Its residents celebrate the informal slogan for the community, that it’s Disney World for adults. But it is, in an unflattering way: It’s a vision of what some people think America should or could look like with great pains taken to protect that illusion.

So it’s fitting that the Villages should now be the epicenter of a small outbreak of America’s second-most-commonly detected affliction: voter fraud.

On Jan. 3, a resident of the Villages, Charles Barnes, was arrested for allegedly having voted more than once in the 2020 election. It was the fourth such arrest in the past month; in December, three others were arrested for having allegedly committed the same crime. In each case, the person is accused of having cast ballots from Florida but also other states where they had residences, including Michigan, New York and Connecticut. Three of the four were registered Republicans at the time of the election.

This, of course, is what voter fraud usually looks like: isolated examples of individuals casting more than one ballot. For all of former president Donald Trump’s sweeping allegations of rampant fraud mechanisms at play in myriad states to benefit Democrats, there’s not only no evidence that such conspiracies were undertaken but what we do know about the scattershot incidents in which illegal votes may have been cast suggests that it’s a bipartisan problem. In the modern political era, there are only rare examples of systematic efforts to swing elections with incidents of fraud far more often being a function of what appears to have happened in Florida.

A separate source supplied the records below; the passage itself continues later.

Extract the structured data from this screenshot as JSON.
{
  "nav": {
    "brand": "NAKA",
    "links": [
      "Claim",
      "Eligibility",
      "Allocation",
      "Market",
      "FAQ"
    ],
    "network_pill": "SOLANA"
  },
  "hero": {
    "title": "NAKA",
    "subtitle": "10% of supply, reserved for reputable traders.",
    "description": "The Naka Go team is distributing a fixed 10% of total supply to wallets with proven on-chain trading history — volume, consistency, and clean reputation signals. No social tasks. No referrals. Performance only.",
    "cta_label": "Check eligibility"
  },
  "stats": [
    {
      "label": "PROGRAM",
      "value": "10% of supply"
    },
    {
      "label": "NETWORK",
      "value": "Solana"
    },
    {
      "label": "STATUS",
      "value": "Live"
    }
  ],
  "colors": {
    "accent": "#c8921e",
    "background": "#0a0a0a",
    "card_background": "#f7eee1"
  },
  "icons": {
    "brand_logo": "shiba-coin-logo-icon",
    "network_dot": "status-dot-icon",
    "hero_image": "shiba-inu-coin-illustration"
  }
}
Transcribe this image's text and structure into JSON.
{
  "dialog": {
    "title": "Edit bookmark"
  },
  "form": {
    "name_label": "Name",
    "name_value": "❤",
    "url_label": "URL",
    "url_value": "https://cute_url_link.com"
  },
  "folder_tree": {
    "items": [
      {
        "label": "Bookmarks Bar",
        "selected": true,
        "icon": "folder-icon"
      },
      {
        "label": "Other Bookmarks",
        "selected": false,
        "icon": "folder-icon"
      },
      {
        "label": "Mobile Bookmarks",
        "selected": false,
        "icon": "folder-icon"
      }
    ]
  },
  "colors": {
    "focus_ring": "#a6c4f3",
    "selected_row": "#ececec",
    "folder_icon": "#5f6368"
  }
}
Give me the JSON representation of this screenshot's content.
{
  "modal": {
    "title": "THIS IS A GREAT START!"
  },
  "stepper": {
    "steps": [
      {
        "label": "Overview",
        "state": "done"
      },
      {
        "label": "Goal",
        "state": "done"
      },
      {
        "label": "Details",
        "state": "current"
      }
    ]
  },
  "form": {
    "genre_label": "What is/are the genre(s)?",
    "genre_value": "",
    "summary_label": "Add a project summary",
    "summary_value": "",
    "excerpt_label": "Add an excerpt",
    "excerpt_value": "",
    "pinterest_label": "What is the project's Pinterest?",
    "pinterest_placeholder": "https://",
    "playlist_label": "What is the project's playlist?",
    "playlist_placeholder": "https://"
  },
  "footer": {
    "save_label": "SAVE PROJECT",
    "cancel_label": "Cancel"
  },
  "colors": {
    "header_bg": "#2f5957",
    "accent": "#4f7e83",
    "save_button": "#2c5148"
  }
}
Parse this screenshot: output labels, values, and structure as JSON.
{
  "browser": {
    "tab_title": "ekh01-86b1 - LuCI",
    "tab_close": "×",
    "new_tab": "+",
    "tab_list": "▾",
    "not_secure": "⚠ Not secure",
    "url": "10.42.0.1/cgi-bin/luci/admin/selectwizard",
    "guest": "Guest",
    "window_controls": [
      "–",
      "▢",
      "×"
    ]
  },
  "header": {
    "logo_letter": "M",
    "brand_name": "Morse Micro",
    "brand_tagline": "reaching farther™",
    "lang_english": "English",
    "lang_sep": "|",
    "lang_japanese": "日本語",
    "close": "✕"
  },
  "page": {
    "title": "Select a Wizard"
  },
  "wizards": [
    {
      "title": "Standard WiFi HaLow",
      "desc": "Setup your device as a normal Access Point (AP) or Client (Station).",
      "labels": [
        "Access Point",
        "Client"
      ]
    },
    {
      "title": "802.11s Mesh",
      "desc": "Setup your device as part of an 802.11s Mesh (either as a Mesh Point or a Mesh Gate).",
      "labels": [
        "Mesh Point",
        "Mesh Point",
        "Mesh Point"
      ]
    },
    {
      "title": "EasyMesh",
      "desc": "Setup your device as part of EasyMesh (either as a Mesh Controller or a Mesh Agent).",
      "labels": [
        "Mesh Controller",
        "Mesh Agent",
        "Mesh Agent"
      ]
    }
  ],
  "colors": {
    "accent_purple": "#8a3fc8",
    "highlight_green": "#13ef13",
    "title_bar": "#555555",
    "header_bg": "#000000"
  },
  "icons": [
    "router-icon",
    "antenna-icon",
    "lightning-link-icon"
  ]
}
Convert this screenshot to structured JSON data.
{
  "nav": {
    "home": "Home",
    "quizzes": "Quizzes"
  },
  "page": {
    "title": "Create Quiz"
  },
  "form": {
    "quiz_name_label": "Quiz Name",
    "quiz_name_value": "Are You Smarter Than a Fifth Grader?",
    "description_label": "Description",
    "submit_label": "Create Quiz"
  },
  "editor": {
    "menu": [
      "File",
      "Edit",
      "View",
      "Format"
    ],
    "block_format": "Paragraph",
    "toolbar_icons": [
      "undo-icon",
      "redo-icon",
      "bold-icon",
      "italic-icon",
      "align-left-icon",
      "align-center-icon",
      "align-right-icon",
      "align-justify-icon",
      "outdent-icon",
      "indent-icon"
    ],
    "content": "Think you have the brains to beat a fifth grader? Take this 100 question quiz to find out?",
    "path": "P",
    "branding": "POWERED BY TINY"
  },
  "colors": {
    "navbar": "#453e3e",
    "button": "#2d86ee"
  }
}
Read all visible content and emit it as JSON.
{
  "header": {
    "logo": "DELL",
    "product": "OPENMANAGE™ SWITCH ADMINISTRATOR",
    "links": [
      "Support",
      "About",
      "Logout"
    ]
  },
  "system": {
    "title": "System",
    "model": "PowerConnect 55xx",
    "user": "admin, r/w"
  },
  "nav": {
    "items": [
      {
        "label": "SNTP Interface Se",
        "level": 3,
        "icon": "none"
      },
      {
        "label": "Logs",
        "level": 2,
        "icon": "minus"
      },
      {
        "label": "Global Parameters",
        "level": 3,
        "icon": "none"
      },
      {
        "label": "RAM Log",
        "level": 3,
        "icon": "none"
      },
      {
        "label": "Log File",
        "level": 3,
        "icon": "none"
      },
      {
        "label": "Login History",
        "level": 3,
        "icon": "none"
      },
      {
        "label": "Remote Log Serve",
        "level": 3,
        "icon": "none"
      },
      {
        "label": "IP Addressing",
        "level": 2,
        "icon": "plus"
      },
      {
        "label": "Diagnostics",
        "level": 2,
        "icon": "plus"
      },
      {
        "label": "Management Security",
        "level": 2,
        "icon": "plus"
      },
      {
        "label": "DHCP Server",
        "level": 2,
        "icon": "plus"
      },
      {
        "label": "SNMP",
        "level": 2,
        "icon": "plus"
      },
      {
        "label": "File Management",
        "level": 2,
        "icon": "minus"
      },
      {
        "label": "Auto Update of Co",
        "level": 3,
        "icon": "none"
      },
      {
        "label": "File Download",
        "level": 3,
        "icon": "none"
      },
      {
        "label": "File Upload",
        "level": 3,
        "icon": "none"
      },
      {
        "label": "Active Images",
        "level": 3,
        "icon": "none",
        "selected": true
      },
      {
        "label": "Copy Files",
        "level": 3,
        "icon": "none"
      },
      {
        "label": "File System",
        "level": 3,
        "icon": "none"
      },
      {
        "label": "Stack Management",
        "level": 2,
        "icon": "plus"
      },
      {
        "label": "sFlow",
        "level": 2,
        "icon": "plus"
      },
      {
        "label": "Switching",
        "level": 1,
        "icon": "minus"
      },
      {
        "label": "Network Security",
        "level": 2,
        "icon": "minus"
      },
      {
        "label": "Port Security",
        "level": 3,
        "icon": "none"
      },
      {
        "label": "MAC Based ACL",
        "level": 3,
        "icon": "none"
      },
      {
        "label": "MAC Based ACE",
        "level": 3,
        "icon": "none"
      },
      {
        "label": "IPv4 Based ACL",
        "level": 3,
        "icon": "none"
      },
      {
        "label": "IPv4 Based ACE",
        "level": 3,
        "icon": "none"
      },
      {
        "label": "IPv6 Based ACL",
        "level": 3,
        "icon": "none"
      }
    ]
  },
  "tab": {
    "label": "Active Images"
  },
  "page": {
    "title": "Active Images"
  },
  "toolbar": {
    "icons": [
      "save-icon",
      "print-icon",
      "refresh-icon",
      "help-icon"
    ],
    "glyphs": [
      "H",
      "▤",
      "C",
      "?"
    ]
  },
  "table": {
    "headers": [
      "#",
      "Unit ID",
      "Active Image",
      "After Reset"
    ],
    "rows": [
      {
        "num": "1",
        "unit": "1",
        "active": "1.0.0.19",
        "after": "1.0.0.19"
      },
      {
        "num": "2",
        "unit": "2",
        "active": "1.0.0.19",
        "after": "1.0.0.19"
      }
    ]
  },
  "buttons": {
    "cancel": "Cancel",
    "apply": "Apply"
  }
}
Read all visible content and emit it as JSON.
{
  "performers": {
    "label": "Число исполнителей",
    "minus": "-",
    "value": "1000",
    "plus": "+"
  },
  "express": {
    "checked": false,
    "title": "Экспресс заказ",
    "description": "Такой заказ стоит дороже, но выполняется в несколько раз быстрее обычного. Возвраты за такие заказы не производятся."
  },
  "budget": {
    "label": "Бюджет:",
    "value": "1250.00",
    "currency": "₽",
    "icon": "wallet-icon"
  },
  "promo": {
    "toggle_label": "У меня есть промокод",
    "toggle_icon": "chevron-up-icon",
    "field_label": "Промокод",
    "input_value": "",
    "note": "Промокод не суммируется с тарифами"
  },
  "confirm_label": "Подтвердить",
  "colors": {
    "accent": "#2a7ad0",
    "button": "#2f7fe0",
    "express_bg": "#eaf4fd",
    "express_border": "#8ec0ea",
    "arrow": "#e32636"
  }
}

But that it happened so often at the Villages is fascinating. This may simply be a function of population density. The Villages was the fastest-growing metropolitan area in the United States over the past decade, a surge in population so large that it helped pull Florida’s population center back to the northwest away from Miami. It has a lot of residents and a lot of new residents; when I was there in May, a display in one of the business offices for the Villages’ umbrella corporation (the Villages Operating Company) showed several dozen new arrivals that week alone. Get a lot of people in one place with dual residences and the odds of such behavior increase.

It’s also the case that the Villages is robustly political in a way that other communities are not. It’s a center of political attention, thanks to its high density of older voters. Trump visited more than once, including just over a week before the 2020 election. Reps. Matt Gaetz (R-Fla.) and Marjorie Taylor Greene (R-Ga.) included the area on their “America First” tour last year. Villagers often decorate their golf carts to reflect their personalities; many in early 2021 were still festooned with Trump-supportive regalia.

If you think about it, the Villages reflects a very Trumpian aesthetic. “Make America great again,” after all, is a slogan meant to evoke a sense of what the country used to be even if it never actually was that. The creators of the Villages literally made that idealized America, over and over again. The Villages is to a community what Trumpism is to politics: an appeal to what was and an excoriation of what is.

It’s also interesting that the Villages achieves this idyllic community through very careful, top-down management. The Villages’s shared spaces are a careful construct maintained by the umbrella corporation. Its Villages-specific newspaper is owned by the Villages Operating Company, as is the local radio station that’s piped throughout the town centers. (News for that station is provided by a syndicated Fox feed.) Re-creating Cold War-era Americana ironically requires heavy central planning.

The result? A heavily Republican (Sumter County went for Trump by a 2-to-1 margin in 2020) community coddled by Republican politicians in which primacy is placed on an idealized America of the sort that Trump promised to restore. A community where numerous residents were no doubt sympathetic to Trump’s campaign pitch and to his claims that the Democrats were cheating — and who had residences and voter registrations in multiple states.

Voter fraud is rare, and there’s no indication that anything systematic was at play at the Villages. Except, of course, for a systematic sense of isolation against a changing America and a systematic attempt to convince voters aggrieved in that way to ensure that Trump earned another four years in office.